Operation-Dividend is a hard one to address. Even today there are information, models and design files that can be created and could be of great value to operations. They may never be created or delivered to clients because of cost pressure. Many Oil and Gas project procurement processes are based on lowest cost supply – this drives out added extras which are not strictly necessary during design, but would have produced dividends later in the life-cyle of the project.

It is my belief that as I4.0 techniques become established and drive efficiency in the design process there will be a natural tendency for these dividends to arrive, however by forcing the issue now – operators could accelerate the adoption of I4.0 techniques among their suppliers. This they should do.

Maintaining Integrity of the Concept

It is a phenomenon that design decisions are taken for good reasons in the depths of the project and these can, unintentionally, add up to a fundamental change in the economics of the concept. These decisions are taken for good reason, but without the impact being fully understood.

A forward-thinking operator may employ representatives from the concept team to assure that, during design, no decisions are taken that alter the concept economics without due care and attention. Even then, however, it may be very difficult to detect all the small changes that may add up to a problem later on.

I4.0 means not only will this process be built into the “compiler” checks for the design but also it will have knowledge of the assumptions underlying the concept. The project owner will be able to track real-time fit between as-designed facility and the expected concept value. This means also that the validity of the concept economics can be monitored as external events challenge the assumptions made. By setting appropriate risk-tolerances actions can be taken to steer the design of a project faster the normal stage-gate system.

CONSTRUCTION

This is a huge topic with lots of interaction between subcontractors, yards, welders, steel producers, component suppliers, machinery vendors, site logistics etc. etc.

The order in which construction happens can be crucial. it’s an involved problem to solve because sometimes something can’t be built until a large piece of equipment has been manoeuvred into place. Sometimes there are contingencies such as road access or camp construction or constraints on access to lifting equipment time. These types of scheduling problems, full of constraints, dependencies, lead-times and uncertainties interact with physical layout. This type of problem is one that AI based simulation and machine learning has demonstrated value. I expect that the planning of construction work packages and sequencing will become much more efficient with I4.0.

I4.0 is likely to deliver technology in terms of sensors, autonomous survey vehicles and 3D model population that provide accurate tracking of progress against schedule. There are likely to be wireless condition sensors provided with equipment (such as rotating machinery) to ensure that it is properly maintained in the time before delivery and installation. This will save pre-installation maintenance and avoid delays.

We are likely to see technologies such as automated reporting of equipment positon on the way to site meaning that schedules and daily work-plans can be optimised to the prevailing circumstances.  Block chain style transactions are likely to reduce the formidable overhead associated with contractors and their execution of work. The same technology that can provide better than ISO-9001 trail of supply, fitting etc.
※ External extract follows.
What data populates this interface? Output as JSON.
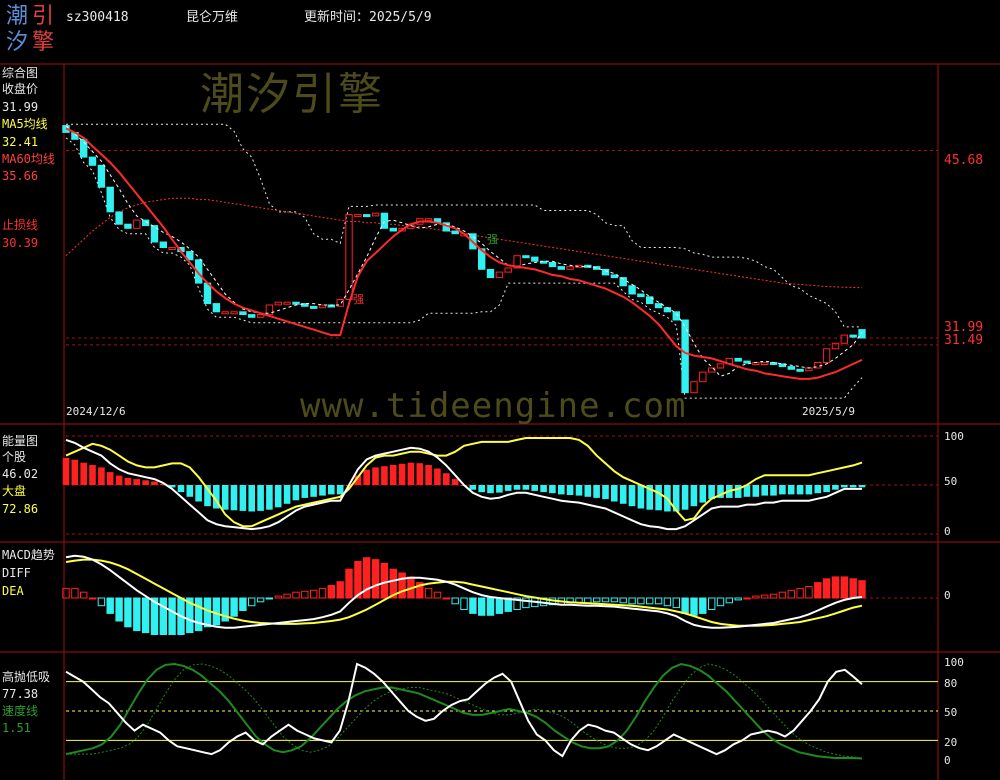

I expect to see more automated construction, on-site manufacture of parts (3D printing) and more just-in-time manufacture and delivery of equipment. All of this is going to combine with better visibility of progress to lead to faster construction, with less waste (and hence less cost) and deliver much higher quality and predictability.

COMMISSIONING

Commissioning of new plant as it starts up and before it is presented to operations is likely to change too. Simulation and machine learning will mean understand that different parts of the plant need to be brought on-line and in sequence. Experience and learning will shine a light on areas most likely to fail and their failure modes. Some potential failures will be detected and ironed out prior to attempted start-up.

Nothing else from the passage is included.